Un
saldo drasticamente basso, il controllo della lista dei movimenti e
scatta il panico: le frodi online sono dolorose, fanno male e si ha la
sensazione di combattere un nemico invisibile.
Non riconoscendo gli addebiti si punta immediatamente a denunciare l'accaduto alle autorità e ad interpellare la propria banca sull'accaduto.
Vale la pena, a mio avviso, soffermarsi sulla risposta che è stata fornita dall'ufficio reclami di BancoPosta ad un amico, vittima della frode. Impeccabile, trasparente e corretta anche da un punto di vista tecnico. Riassumo e stralcio...
Gentile Cliente,
con riferimento alla sua richiesta d'informazioni riguardante le operazioni online diposte dal conto corrente a Lei intestato, Le facciamo presente che dalle verifiche effettuate dette transazioni risultano eseguite con il corretto inserimento dei codici di accesso segreti per il riconoscimento del titolare.
Leggi "non ci sono errori tecnici o contabili a noi imputabili: le transazioni sono avvenute nel rispetto delle modalità previste".
Possiamo perciò supporre che i fatti da Lei segnalati siano riconducibili ad un caso di frode informatica. Come Le sarà certamente noto, le modalità mediante le quali può essere realizzato in furto d'identità online può essere vario.
Leggi "Sei in
buona fede e credo perfettamente alla tua versione dei fatti. E ti aiuto
anche a capire come può essere successo tanto...".
Può ad esempio accadere che sia lo stesso cliente a digitare inconsapevolmente i propri codici d'accesso in un sito che solo apparentemente risulta essere quello del proprio istituto di credito al quale si è collegato direttamente da un link ricevuto via posta elettronica.
Leggi "Lo sai che non devi MAI accedere alla banca tramite link ricevuti in posta?
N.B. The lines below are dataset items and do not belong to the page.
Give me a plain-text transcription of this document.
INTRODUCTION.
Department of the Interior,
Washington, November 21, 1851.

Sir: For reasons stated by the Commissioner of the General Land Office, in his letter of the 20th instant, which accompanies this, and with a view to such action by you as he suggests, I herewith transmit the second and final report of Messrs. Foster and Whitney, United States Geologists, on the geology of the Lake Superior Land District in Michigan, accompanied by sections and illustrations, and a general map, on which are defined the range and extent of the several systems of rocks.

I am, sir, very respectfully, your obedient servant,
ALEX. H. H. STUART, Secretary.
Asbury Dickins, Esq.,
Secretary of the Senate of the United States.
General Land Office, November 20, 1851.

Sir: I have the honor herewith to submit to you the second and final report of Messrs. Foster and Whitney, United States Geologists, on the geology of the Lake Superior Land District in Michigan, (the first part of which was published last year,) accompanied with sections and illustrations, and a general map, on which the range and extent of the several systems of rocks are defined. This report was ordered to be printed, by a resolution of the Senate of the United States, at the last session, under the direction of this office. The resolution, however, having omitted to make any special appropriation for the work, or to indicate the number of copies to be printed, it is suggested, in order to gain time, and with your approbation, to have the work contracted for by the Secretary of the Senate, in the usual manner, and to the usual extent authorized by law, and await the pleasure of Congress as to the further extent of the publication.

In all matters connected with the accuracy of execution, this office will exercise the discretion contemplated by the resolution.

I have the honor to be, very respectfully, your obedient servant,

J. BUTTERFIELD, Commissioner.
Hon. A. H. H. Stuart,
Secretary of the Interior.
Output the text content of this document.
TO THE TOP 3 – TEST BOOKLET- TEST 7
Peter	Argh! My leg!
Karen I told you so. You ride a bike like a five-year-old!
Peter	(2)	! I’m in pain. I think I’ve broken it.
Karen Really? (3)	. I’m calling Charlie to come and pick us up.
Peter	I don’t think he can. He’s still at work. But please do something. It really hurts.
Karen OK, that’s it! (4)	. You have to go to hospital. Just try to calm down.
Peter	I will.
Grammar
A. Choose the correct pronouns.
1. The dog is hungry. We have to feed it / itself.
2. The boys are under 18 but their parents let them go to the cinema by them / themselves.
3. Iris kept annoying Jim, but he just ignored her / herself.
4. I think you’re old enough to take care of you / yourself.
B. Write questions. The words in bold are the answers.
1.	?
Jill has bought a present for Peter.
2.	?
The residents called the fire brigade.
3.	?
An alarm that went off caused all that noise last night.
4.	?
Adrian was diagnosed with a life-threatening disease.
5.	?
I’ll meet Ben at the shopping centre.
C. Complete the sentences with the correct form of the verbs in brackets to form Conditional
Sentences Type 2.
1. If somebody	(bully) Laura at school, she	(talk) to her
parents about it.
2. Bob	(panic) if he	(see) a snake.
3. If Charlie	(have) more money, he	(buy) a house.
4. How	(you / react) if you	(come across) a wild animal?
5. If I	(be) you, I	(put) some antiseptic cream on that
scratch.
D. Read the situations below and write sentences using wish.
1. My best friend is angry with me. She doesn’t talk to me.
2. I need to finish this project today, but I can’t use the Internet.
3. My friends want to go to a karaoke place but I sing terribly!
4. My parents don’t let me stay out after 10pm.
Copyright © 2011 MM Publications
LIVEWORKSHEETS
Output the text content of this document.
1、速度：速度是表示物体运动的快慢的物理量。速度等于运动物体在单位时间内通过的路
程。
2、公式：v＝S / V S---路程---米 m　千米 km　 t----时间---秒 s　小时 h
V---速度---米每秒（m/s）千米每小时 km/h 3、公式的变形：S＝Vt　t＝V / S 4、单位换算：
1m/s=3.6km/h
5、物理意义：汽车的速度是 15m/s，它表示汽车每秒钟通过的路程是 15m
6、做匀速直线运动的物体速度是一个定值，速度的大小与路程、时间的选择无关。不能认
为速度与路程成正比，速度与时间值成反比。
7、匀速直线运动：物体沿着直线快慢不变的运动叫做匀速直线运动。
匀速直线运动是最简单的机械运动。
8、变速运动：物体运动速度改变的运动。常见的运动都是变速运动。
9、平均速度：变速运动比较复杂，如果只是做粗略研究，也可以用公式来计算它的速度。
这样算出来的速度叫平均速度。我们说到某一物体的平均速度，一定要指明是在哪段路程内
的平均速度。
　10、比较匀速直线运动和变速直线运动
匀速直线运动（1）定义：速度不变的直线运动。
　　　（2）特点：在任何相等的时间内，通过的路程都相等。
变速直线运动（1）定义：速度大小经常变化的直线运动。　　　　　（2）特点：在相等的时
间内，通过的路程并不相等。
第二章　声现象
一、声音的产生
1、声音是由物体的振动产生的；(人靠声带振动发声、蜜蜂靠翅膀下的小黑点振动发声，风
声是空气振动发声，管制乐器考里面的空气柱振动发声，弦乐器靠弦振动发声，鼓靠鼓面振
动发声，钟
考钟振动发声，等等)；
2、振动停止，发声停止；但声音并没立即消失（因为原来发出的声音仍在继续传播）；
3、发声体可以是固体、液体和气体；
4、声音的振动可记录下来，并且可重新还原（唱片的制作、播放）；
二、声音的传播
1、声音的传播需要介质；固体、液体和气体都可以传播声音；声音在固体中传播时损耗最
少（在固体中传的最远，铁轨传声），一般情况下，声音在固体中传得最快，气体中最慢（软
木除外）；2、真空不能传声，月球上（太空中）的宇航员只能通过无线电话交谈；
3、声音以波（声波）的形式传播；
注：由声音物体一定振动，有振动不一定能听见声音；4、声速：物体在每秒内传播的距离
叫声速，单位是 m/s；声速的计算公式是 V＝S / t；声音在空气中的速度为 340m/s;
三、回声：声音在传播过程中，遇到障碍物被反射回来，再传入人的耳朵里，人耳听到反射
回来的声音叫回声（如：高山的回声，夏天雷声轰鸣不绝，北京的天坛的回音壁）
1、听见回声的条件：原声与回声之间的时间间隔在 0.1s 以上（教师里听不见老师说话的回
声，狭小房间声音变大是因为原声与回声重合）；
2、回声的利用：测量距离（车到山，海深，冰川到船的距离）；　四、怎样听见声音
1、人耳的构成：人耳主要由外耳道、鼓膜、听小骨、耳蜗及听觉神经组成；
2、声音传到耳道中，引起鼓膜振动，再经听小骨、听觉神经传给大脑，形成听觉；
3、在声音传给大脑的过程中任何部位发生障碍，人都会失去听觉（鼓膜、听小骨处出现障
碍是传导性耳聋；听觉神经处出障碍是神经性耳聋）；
Lo sai quante mail di phishing del nostro istituto girano giornalmente?"
Può anche verificarsi che sul personal computer non adeguatamente protetto vengano installati all'insaputa dell'utente "programmi spia", in grado cioè di raccogliere informazioni dal computer e di trasmetterle via rete.
Leggi "Il personal computer è un problema tuo, non della tua banca: dovevi "proteggerti adeguatamente" "
Una volta carpiti i dati personali sono utilizzati fraudolentemente a danno degli ignari utenti. Deve, perciò, essere cura di chi utilizza strumenti informatici adottare tutte le cautele necessarie per garantire la riservatezza dei propri dati.
Chiusura con applauso: in altre parole, è colpa tua quindi Poste non può fare nulla a riguardo.
Per la massima correttezza e trasparenza, nel caso in questione gli ammanchi erano riconducibili a transazioni online che prevedevano, oltre ad utente e password anche l'inserimento di un pin dispositivo. Anche la comunicazione agli utenti è stata chiara e costante, come segnalato anche nella lettera stessa al cliente.
Nella fattispecie, le probabili cause sono entrambe altamente verosimili.
Volendo escludere che sia stato carpito qualche dato di troppo nell'ultimo attacco ai server di posteitaliane, così come ci piace sperare che non sia andato a buon fine uno dei tanti tentativi di phishing ai danni di Poste Italiane e dei suoi clienti, resta altamente probabile la presenza sul personal computer dell'utente di qualche malware e/o rootkit e/o keylogger.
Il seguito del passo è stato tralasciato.